Shares of both companies rose Monday, their first day of trading post-split. Apple shares are up nearly 36% since July 30, when it announced its 4-for-1 split. Tesla's stock is up almost 76% since its announced its 5-for-1 split on Aug. 11.
Market watchers are divided on what the splits may mean for Apple and Tesla. Here's what five of them told CNBC on Monday:
Daniel Ives, managing director of equity research at Wedbush Securities, predicted the splits would drive Apple and Tesla higher:
"I think this was a smart move by the companies and the board[s] and ultimately I think there's going to be more stalwarts that follow. And I think right now, they're just in a position of strength if you see what's happening in terms of the market, of course on the EV side with Tesla and then Apple going into a supercycle. And this was the smart move at the right time in terms of the stock split and I view it as putting more sort of gasoline in the tank in terms of these stocks moving higher."
Sarat Sethi, managing partner at Douglas C. Lane, cautioned investors not to buy in simply because of the splits:
"I think the idea that you can have more pieces of a pie for the same pie is concerning, especially for long-term investors and I think the ability for some of the retail investors to get in there and trade. So, that's kind of making me a little wary when you look at how fast some of these stocks are moving when they're announcing splits and some of the stocks that are just moving in these huge ranges even though the broader market's not moving. … So, I think when you get some of that air coming out of the bubble, it might bring down some of the rest of the market and that's kind of where we're going to see some, hopefully, resilience in the breadth of the market. And stocks that have solid balance sheets and good growth that are trading at what we think are good discounts to the market should outperform when the retail investor's going to probably get hurt in some of these stocks that they're just buying because they're splitting."
Leon Cooperman, Omega Family Office chairman and CEO, emphasized the moves don't actually generate a higher valuation:
"Everybody understands that splits don't create value. My dad once told me if he gave me five singles for a $5 bill, I'm no better off. ... Apple's up 30% with the S&P up 6% and everybody's talking about the split. The splits don't create any value."

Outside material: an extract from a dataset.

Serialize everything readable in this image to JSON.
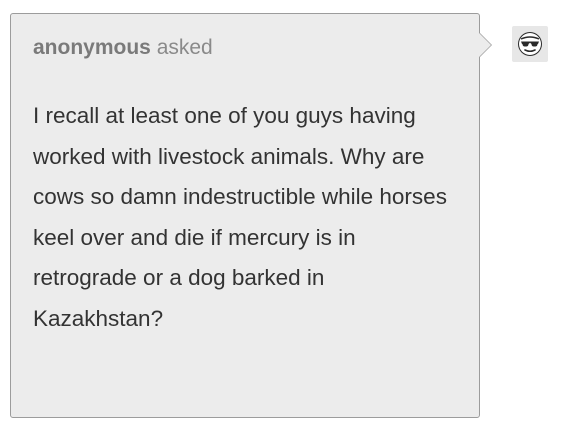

JJ Kinahan, chief market strategist at TD Ameritrade, suggested Apple's and Tesla's moves could fuel demand:
"I do think it will add to some increased demand. It's become a lot more affordable for people overall. In 2014, we saw incredible demand for this. In fact, we saw five times more trades on a stock split day and seven times more accounts place a trade. Now, I don't expect near that type of lift, especially considering the increased volume we've had over the last six months and … the incredible run-up that most stocks have had. However, I do think … sometimes people forget that capital management is the biggest thing the retail investor has to do, and so now, this may [put] people in a situation where buying 100 shares, etc., isn't such a giant part of their account so more people will consider it."
Roger McNamee, co-founder of Elevation Partners, said he was trimming his tech positions regardless of the splits:
"I look at the market. I look at the stock split. I realize there's a lot of momentum here. And you never know when the momentum's going to end, and I'm not trying to make a call on that issue. I'm just saying that, for me, this is enough. It's been a great ride. And it's not just Apple that I've been selling. I'm looking broadly through my tech portfolio — and I own a bunch of names — and I have been reducing positions across the board simply because I want to reduce the level of risk I'm taking in the market. I've had a year in the market that's been truly extraordinary notwithstanding what I think is demonstrably the worst year of reality of my lifetime."